Build needed data model for analysis results

ebrahimebrahim commented 2 years ago

We should have a AnalysisBatch just like we have the concept of PreprocessingBatch, to allow running analysis more than once with different settings, and to allow us to handle errors that arise during analysis runs, and provide the notion of an analysis batch ID so that we know which run it was that generated various artifacts later on.
AnalysisResult: represents the results of an AnalysisBatch that ran successfully. Contains:
- associated AnalysisBatch ID
- link to download the zipped up results
- pointer to list of CorrelationResults. there will be one of these for each variable (e.g. age, CDR, etc.)
CorrelationResult: Has the correlation analysis information for a specific variable. Contains:
- id of associated AnalysisResult
- variable name (e.g. age, CDR, etc.)
- links to nifti images of correlation values (one for allocation, one for transport, and one for vbm)
- link to nifti images of p-values (again one for allocation, one for transport, and one for vbm)
- link to atlas

@AlmightyYakob What do you think of an organization like this? Let's iterate on this from here. Maybe AnalysisResult is redundant and could be merged into AnalysisBatch?

jjnesbitt commented 2 years ago

I think this design can be simplified a bit. Since analysis is treated as one unit (unlike preprocessing), I think we could probably do with just one model, AnalysisResult.

So AnalysisResult would contain the following:

status - Run status (pending/running/finished/failed)
error_message - The error message if it failed.
preprocessing_batch - The preprocessing batch is was run from. Linking it to this batch instead of the dataset will allow for running preprocessing with varying options, and propagating that to the analysis.
zip - Link to the zipped up results
~~atlas - The atlas used~~
data - This is where the result images would live

I was thinking of placing all of the resulting images in the data field, in a JSON/dictionary structure. It would look like the following:

{
    "<variable> (e.g. Age)": {
        "allocation": {
            "correlation": "...",
            "pvalue": "..."
        },
        "transport": {
            "correlation": "...",
            "pvalue": "..."
        },
        "vbm": {
            "correlation": "...",
            "pvalue": "..."
        }
    },
}

This is the structure that made the most sense to me, since the image we display in the UI is the intersection of selected variable and selected analysis. This structure allows for easily indexing by these two values, and retrieval of both correlation and p-value images.

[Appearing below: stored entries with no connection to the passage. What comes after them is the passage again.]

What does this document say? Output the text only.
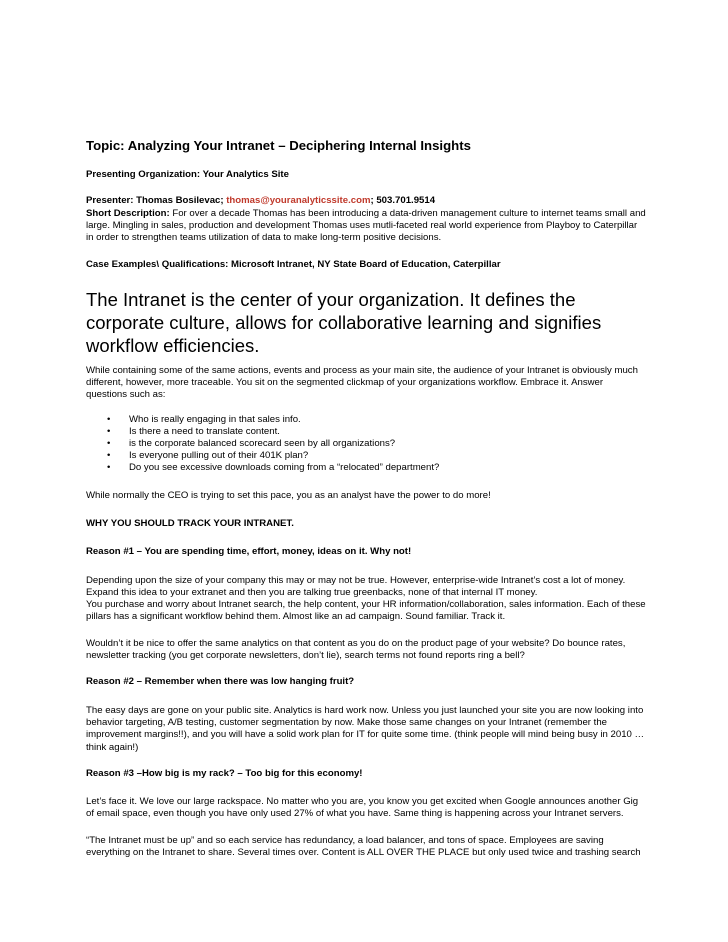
Topic: Analyzing Your Intranet – Deciphering Internal Insights

Presenting Organization: Your Analytics Site

Presenter: Thomas Bosilevac; thomas@youranalyticssite.com; 503.701.9514

Short Description: For over a decade Thomas has been introducing a data-driven management culture to internet teams small and large. Mingling in sales, production and development Thomas uses mutli-faceted real world experience from Playboy to Caterpillar in order to strengthen teams utilization of data to make long-term positive decisions.

Case Examples\ Qualifications: Microsoft Intranet, NY State Board of Education, Caterpillar

The Intranet is the center of your organization. It defines the corporate culture, allows for collaborative learning and signifies workflow efficiencies.

While containing some of the same actions, events and process as your main site, the audience of your Intranet is obviously much different, however, more traceable. You sit on the segmented clickmap of your organizations workflow. Embrace it. Answer questions such as:

• Who is really engaging in that sales info.
• Is there a need to translate content.
• is the corporate balanced scorecard seen by all organizations?
• Is everyone pulling out of their 401K plan?
• Do you see excessive downloads coming from a “relocated” department?

While normally the CEO is trying to set this pace, you as an analyst have the power to do more!

WHY YOU SHOULD TRACK YOUR INTRANET.

Reason #1 – You are spending time, effort, money, ideas on it. Why not!

Depending upon the size of your company this may or may not be true. However, enterprise-wide Intranet’s cost a lot of money. Expand this idea to your extranet and then you are talking true greenbacks, none of that internal IT money.

You purchase and worry about Intranet search, the help content, your HR information/collaboration, sales information. Each of these pillars has a significant workflow behind them. Almost like an ad campaign. Sound familiar. Track it.

Wouldn’t it be nice to offer the same analytics on that content as you do on the product page of your website? Do bounce rates, newsletter tracking (you get corporate newsletters, don’t lie), search terms not found reports ring a bell?

Reason #2 – Remember when there was low hanging fruit?

The easy days are gone on your public site. Analytics is hard work now. Unless you just launched your site you are now looking into behavior targeting, A/B testing, customer segmentation by now. Make those same changes on your Intranet (remember the improvement margins!!), and you will have a solid work plan for IT for quite some time. (think people will mind being busy in 2010 … think again!)

Reason #3 –How big is my rack? – Too big for this economy!

Let’s face it. We love our large rackspace. No matter who you are, you know you get excited when Google announces another Gig of email space, even though you have only used 27% of what you have. Same thing is happening across your Intranet servers.

“The Intranet must be up” and so each service has redundancy, a load balancer, and tons of space. Employees are saving everything on the Intranet to share. Several times over. Content is ALL OVER THE PLACE but only used twice and trashing search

@ebrahimebrahim What do you think?

ebrahimebrahim commented 2 years ago

@AlmightyYakob This makes a lot of sense. I didn't realize you can stick a json/dictionary structure into one of these django data model things. This organization looks great!

jjnesbitt commented 2 years ago

It seems some revision of the preprocessed image models is needed. In short, the following will take place as a part of addressing this issue:

The atlas field on each preprocessed image will be migrated into the associated preprocessing batch, and removed from the images themselves.
For the AnalysisResult model, the atlas isn't actually needed, as it's already stored on the preprocessing batch. We can just point to (likely join) that whenever needed.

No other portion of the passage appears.